WHO Selidiki Penularan Hantavirus Antarmanusia di Kapal MV Hondius

WHO Selidiki Penularan Hantavirus Antarmanusia di Kapal MV Hondius

Organisasi Kesehatan Dunia (WHO) menginvestigasi dugaan penularan Hantavirus antarmanusia di atas kapal pesiar MV Hondius setelah tiga penumpang dilaporkan meninggal dunia. Kapal yang mengangkut 149 orang tersebut saat ini tertahan di perairan Tanjung Verde dalam pengawasan medis ketat.

Dilansir dari Detik Health, penyelidikan awal menunjukkan adanya pola penyebaran virus yang tidak biasa di antara puluhan negara asal penumpang tersebut. Meskipun Hantavirus umumnya menyebar melalui hewan pengerat, para ahli menemukan indikasi transmisi langsung antar-individu di lingkungan terbatas kapal.

Pejabat teknis WHO, Dr.
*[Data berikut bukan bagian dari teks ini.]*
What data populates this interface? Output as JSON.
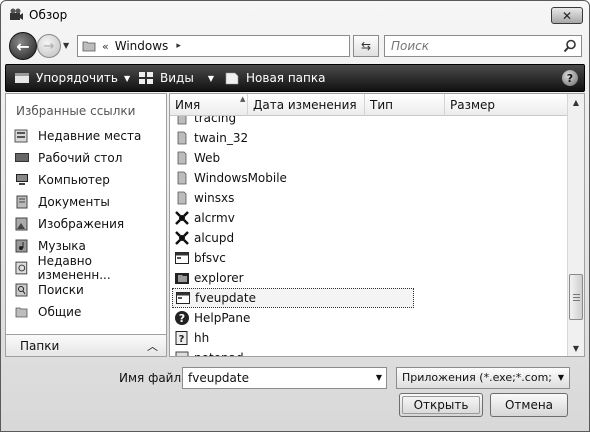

Maria Van Kerkhove, memberikan penjelasan mengenai temuan risiko penyebaran yang terjadi pada kontak jarak dekat selama pelayaran berlangsung.

"Kami meyakini mungkin ada beberapa penularan antarmanusia yang terjadi di antara kontak yang sangat dekat," ujar Dr. Van Kerkhove, pejabat teknis WHO.

Penegasan tersebut didasari pada asumsi bahwa virus yang mewabah merupakan Varian Andes, jenis Hantavirus yang diketahui mampu menular antarmanusia. Pasien pertama diduga telah terinfeksi sebelum memulai perjalanan dari Argentina, Amerika Selatan.

Situasi medis darurat ini memicu evakuasi terhadap dua kru asal Inggris dan Belanda yang mengalami gangguan pernapasan akut. Seorang individu yang memiliki riwayat kontak dengan korban meninggal asal Jerman juga dievakuasi menggunakan pesawat menuju Belanda.

Kondisi internal kapal dilaporkan tetap tenang meskipun protokol keamanan dilakukan oleh petugas dengan alat pelindung diri lengkap. Salah satu penumpang memberikan keterangan mengenai situasi terkini di dek kapal kepada media.

"Suasana di atas kapal cukup baik. Kami berharap pasien lain segera dites sehingga kami tahu apa yang sebenarnya terjadi," ungkap penumpang anonim.

Tim medis saat ini terus memantau kondisi seluruh penumpang dan kru yang berasal dari 23 negara berbeda tersebut. Otoritas kesehatan berfokus pada pengujian menyeluruh guna memastikan langkah penanganan selanjutnya bagi kapal MV Hondius.